A big chief from the bus company came to see Sammy in the hospital probably just to see what the damage was.
“You shouldn’t have been on the road, you understand it was your fault,” said the big chief. But the truth of the matter was that some of the people in the queue said that Sammy had been pushed into the road and that the bus was going too fast, especially on a wet and windy night.
“So taking all factors into account, we have decided to give you this,” said the chief and handed Sammy a cheque for £150. Sammy asked if it was okay to have it in real money instead, as he didn’t have a bank account. The chief sent over his secretary with the money to the hospital the following night.
Between the money that Sammy had in his box and some of the money the bus company gave him, Sammy bought himself a little caravan and a place to put it. For the first time in many years he had a permanent roof over his head and some money to feed himself.
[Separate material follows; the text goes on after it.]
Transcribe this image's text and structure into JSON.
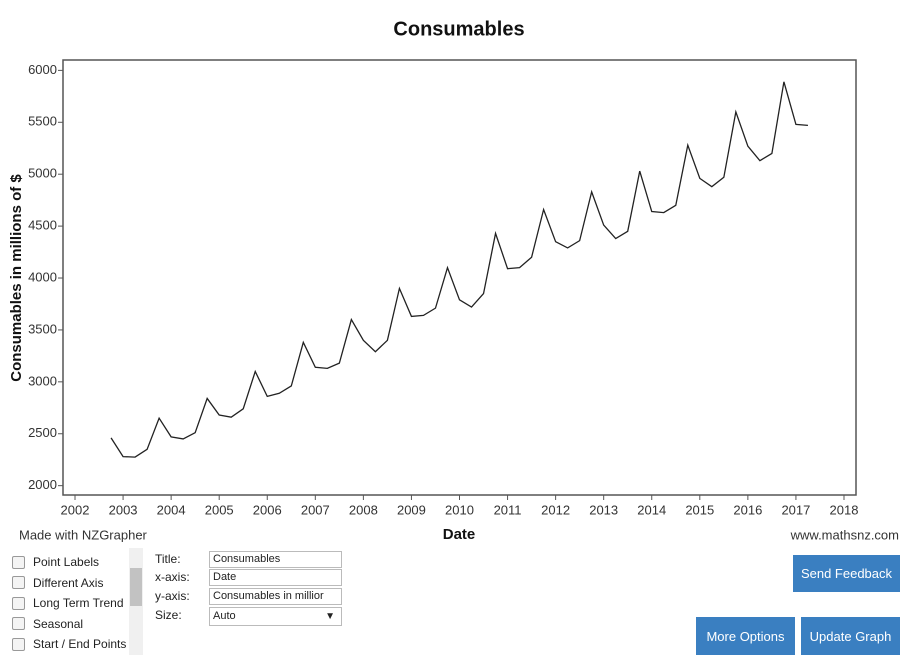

He didn’t waste the cash, instead he bought himself a rather smart suit from Woolworth and on the first night out he wore it, he noticed a big change in people. Folks walking along Argyll Street would say hello to him, or nod or wish him well. After all, he was a smart dressed man and so he had to be one of their own.
He decided to use some of his money and go and watch a concert of classical music in a big hall on Bath Street. It was love at first hearing and when he talked to some of the performers afterwards they suggested that if he loved to play the violin then why didn’t he come along to their rehearsals on a Thursday.
After the first Thursday he attended, Sammy was asked to join the orchestra and this made him happier than he had ever been before.
After practise, the gang, as Sammy called them, would go to a late night café bar and discuss this and that and everything in between. When Sammy told them about his thoughts on the universe and the Moon and television, they sit enthralled listening to this well dressed, talented man with so much genius in his head.
Wasn’t he the cleverest, most talented man they had every met?